Positioning UiPath for Today & Tomorrow
Yiannis Broustas - Product, Marketing & Growth at UiPath
In the next round of my interview series, I had the opportunity to sit down with Yiannis Broustas who is a jack of all trades over at UiPath. Our conversation ranged from marketing to value realization and lastly to how the industry is evolving. With Yiannis’s background being aligned closer to AI and B2B focused, he has a different perspective than most featured on The Process Mine.
How has marketing shifted from a singular product to a suite of tools?
Historically, we have had several standalone process mining customers due to the Process Gold acquisition into UiPath. However, as the process mining journey goes for most customers, you have an amazing first impression from process mining and then you want to know what is next from the technology.
They might implement it in one team, or region and that takes a bit of time at first. But eventually they get to this point, where they are able to understand the power, how to deploy it, how can we get even more value, and leverage the tool’s complete offerings.
That’s where UiPath is suited to customers that are going through this as you have an ecosystem that not only gives you the insight, but it helps you take the action to achieve those business outcomes that you're targeting. It is one of those things where customers can pick and choose and say, I wanna start with process mining today and then in a month from now or six months from now I wanna to expand to task mining or take action with RPA, so it’s a value platform approach and differs by each customer’s needs and business goals.
In terms of education, and in particular for new customers, it is all about how to frame the problem and associated value. The most challenging aspect is understanding the specific use cases that potential customers want to go for. So it is all about qualifying the use case, qualifying the specific value that they're trying to achieve and what is the most suitable technology for that. This could be process or task mining, RPA or Machine Learning (ML), all of which have something slightly different to offer in problem solving.
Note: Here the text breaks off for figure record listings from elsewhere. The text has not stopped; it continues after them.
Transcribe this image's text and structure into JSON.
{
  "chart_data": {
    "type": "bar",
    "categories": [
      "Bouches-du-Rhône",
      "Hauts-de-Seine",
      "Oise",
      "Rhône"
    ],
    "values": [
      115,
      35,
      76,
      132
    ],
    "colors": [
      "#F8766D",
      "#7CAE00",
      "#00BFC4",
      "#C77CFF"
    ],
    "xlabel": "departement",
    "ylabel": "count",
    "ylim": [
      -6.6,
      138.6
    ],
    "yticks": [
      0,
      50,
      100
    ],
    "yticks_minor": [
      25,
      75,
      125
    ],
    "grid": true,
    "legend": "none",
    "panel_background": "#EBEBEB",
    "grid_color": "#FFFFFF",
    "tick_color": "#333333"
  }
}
Most of the time in qualifying the use case, the value, the specific business outcomes which are being targeted will reveal how process mining, automation, task mining, all these different technologies can play in the mix to arrive at the desired business goal.
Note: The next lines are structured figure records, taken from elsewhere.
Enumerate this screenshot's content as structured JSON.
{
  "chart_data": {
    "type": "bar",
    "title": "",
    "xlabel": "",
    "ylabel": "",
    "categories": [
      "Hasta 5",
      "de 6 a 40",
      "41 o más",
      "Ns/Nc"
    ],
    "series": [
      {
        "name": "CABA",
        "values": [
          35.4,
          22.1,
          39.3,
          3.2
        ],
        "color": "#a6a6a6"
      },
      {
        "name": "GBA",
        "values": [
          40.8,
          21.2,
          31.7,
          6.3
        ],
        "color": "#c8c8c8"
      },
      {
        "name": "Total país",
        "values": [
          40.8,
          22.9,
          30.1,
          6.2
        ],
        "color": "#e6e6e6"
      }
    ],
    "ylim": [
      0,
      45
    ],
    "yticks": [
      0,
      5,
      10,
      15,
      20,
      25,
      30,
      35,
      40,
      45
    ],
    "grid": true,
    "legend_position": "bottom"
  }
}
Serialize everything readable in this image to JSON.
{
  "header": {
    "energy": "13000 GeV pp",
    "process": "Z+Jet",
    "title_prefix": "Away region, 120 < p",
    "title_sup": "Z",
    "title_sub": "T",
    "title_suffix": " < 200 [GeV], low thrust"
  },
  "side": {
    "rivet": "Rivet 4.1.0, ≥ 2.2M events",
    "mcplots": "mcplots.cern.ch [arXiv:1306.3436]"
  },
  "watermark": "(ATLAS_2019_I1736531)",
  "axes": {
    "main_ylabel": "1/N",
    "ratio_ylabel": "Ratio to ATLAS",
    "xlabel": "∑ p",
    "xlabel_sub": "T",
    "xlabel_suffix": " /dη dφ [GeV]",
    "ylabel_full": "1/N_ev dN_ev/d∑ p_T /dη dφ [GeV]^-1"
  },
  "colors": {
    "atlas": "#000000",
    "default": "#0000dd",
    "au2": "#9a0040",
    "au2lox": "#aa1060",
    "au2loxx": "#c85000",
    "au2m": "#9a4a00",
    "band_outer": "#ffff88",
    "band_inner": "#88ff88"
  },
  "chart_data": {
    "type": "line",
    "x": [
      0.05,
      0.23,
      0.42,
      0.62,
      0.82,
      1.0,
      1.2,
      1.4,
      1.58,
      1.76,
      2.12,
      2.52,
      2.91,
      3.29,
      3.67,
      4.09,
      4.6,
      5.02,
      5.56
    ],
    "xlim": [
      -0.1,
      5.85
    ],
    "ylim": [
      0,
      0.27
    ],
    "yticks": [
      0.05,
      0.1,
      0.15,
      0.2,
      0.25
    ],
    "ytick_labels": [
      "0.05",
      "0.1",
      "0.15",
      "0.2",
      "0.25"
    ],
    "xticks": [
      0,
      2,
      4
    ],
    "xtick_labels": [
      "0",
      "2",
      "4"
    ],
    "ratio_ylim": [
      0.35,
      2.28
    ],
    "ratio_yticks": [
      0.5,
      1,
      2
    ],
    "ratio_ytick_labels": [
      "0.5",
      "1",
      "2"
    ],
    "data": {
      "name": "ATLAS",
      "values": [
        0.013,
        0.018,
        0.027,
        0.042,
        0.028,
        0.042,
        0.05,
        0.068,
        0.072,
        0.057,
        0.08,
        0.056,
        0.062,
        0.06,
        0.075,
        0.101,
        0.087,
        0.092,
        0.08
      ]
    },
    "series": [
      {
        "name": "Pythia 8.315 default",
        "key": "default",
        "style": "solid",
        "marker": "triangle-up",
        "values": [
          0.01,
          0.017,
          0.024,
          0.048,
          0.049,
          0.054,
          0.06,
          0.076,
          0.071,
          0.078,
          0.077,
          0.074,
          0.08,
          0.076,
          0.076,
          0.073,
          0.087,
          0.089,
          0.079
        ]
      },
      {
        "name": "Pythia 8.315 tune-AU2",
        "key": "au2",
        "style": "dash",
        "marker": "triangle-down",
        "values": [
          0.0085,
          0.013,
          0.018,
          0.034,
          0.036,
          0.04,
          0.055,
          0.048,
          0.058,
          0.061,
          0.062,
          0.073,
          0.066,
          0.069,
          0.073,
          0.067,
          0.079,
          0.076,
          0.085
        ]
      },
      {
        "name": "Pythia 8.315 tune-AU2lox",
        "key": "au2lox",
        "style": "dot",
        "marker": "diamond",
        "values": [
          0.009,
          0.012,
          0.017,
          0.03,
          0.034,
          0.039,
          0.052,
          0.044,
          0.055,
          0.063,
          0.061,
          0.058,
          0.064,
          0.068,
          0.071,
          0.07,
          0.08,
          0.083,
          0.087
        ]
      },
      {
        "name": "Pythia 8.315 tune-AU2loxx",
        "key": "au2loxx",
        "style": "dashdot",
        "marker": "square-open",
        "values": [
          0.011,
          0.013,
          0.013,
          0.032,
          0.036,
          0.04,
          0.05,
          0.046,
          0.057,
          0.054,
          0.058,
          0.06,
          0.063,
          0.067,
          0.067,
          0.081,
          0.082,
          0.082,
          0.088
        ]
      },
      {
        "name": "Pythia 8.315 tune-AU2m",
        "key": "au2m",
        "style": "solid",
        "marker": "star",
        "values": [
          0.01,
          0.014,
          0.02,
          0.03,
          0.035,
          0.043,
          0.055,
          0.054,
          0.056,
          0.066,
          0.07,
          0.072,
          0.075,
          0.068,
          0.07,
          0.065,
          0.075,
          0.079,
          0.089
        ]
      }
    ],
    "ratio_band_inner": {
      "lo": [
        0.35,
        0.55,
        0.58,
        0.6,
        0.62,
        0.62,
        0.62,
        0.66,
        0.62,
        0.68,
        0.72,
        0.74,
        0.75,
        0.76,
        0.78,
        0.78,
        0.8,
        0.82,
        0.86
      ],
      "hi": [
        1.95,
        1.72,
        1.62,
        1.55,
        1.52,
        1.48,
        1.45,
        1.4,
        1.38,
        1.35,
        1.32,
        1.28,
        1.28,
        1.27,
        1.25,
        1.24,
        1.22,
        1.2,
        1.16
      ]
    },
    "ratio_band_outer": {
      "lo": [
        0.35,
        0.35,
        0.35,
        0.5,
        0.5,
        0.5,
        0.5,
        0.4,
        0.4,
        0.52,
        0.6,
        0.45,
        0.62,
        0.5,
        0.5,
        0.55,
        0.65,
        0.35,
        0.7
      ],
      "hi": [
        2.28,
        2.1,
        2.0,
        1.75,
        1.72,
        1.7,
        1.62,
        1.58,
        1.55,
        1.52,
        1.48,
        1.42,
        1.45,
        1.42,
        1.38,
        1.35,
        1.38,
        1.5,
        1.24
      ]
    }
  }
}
Our goal should be to produce the outcome that is being targeted, this is why process mining is a very important pillar and enabler for multiple different technologies and platforms. If we are able to produce the desired outcomes, then we are able to go higher and higher into the organization driving C-Level conversations around processes and then enabling technologies.
In terms of future growth, the most exciting near-term item will be how Generative
and Specialized AI will change the way users interact with their process insights and take the necessary action. This could be something similar to Google where you are able to ask text based questions and have specific insights generated by your company and industry standard data. The real game changer here is that users will not need to sift through their data as much, as insights will be generated, monitored and improvements all potentially tracked within a single toolset.
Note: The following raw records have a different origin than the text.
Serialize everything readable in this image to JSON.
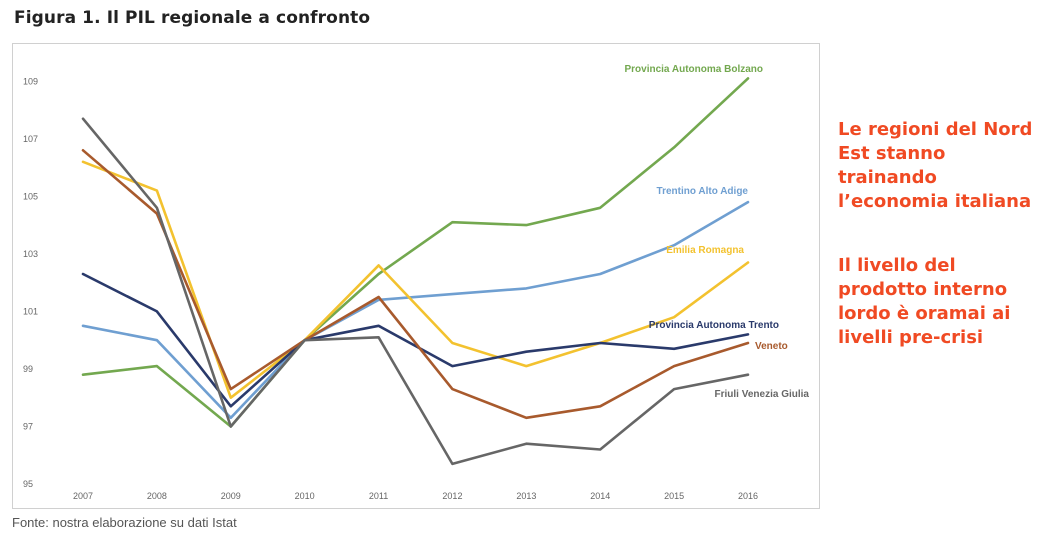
{
  "figure": {
    "title": "Figura 1. Il PIL regionale a confronto",
    "caption": "Fonte: nostra elaborazione su dati Istat"
  },
  "sidebar": {
    "paragraph_1": "Le regioni del Nord Est stanno trainando l’economia italiana",
    "paragraph_2": "Il livello del prodotto interno lordo è oramai ai livelli pre-crisi",
    "color": "#f04a23"
  },
  "chart_data": {
    "type": "line",
    "title": "",
    "xlabel": "",
    "ylabel": "",
    "categories": [
      "2007",
      "2008",
      "2009",
      "2010",
      "2011",
      "2012",
      "2013",
      "2014",
      "2015",
      "2016"
    ],
    "yticks": [
      95,
      97,
      99,
      101,
      103,
      105,
      107,
      109
    ],
    "ylim": [
      95,
      109.6
    ],
    "grid": false,
    "series": [
      {
        "name": "Provincia Autonoma Bolzano",
        "color": "#73a84f",
        "values": [
          98.8,
          99.1,
          97.0,
          100.0,
          102.3,
          104.1,
          104.0,
          104.6,
          106.7,
          109.1
        ]
      },
      {
        "name": "Trentino Alto Adige",
        "color": "#6f9fd1",
        "values": [
          100.5,
          100.0,
          97.3,
          100.0,
          101.4,
          101.6,
          101.8,
          102.3,
          103.3,
          104.8
        ]
      },
      {
        "name": "Emilia Romagna",
        "color": "#f3c22f",
        "values": [
          106.2,
          105.2,
          98.0,
          100.0,
          102.6,
          99.9,
          99.1,
          99.9,
          100.8,
          102.7
        ]
      },
      {
        "name": "Provincia Autonoma Trento",
        "color": "#2a3a6b",
        "values": [
          102.3,
          101.0,
          97.7,
          100.0,
          100.5,
          99.1,
          99.6,
          99.9,
          99.7,
          100.2
        ]
      },
      {
        "name": "Veneto",
        "color": "#a85a2d",
        "values": [
          106.6,
          104.4,
          98.3,
          100.0,
          101.5,
          98.3,
          97.3,
          97.7,
          99.1,
          99.9
        ]
      },
      {
        "name": "Friuli Venezia Giulia",
        "color": "#666666",
        "values": [
          107.7,
          104.6,
          97.0,
          100.0,
          100.1,
          95.7,
          96.4,
          96.2,
          98.3,
          98.8
        ]
      }
    ]
  }
}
As users mature, and processes are being monitored from a more end-to-end perspective, additional capabilities such as task and communication mining will continue to rise in popularity. This enables teams the ability to further extrapolate or extract a set or a part of your process.
Having said that, Yiannis believes more companies will look to focus on “pockets of value” in conjunction with mapping of entire end-to-end processes and systems. This is because there are so many different stakeholders and systems which must be managed in an end to end flow. As a result, he is focused on enabling people to go deeper than going wider in finding value. This is very different from how others are looking at this space, but it makes sense when looking at how organizations are structured and where UiPath can add value in more powerful use cases leveraging AI, integrations and multiple technologies to enable value.
This ties into a prediction of where the broader Process Intelligence space is going, which is more consolidation. A good example of this is in the task mining space where there are many small to medium vendors whose customers will eventually want and need more functionality. As companies look to integrate their offerings, they will focus on outcomes first and how these tools can drive changes.
Lastly, these consolidations will be focused on making it easier to understand insights from a process, perform cost/benefit analysis and reliably predict what is needed to enable automation. We are already seeing this with the enablement of “citizen development” being pushed by automation companies, but combining that with process insights will vastly change the organization’s processes.
The key takeaways from this conversation is how much further investment is going into transforming processes. At The Process Mine, we harp on how process needs should be equal to business and IT needs, and you are able to see that in action. Today’s tools inform and enable users to solve their specific problems today. Tomorrow’s tools will be even more intuitive and able to provide context for what is occurring in your processes and why you should take action. Powerful Stuff!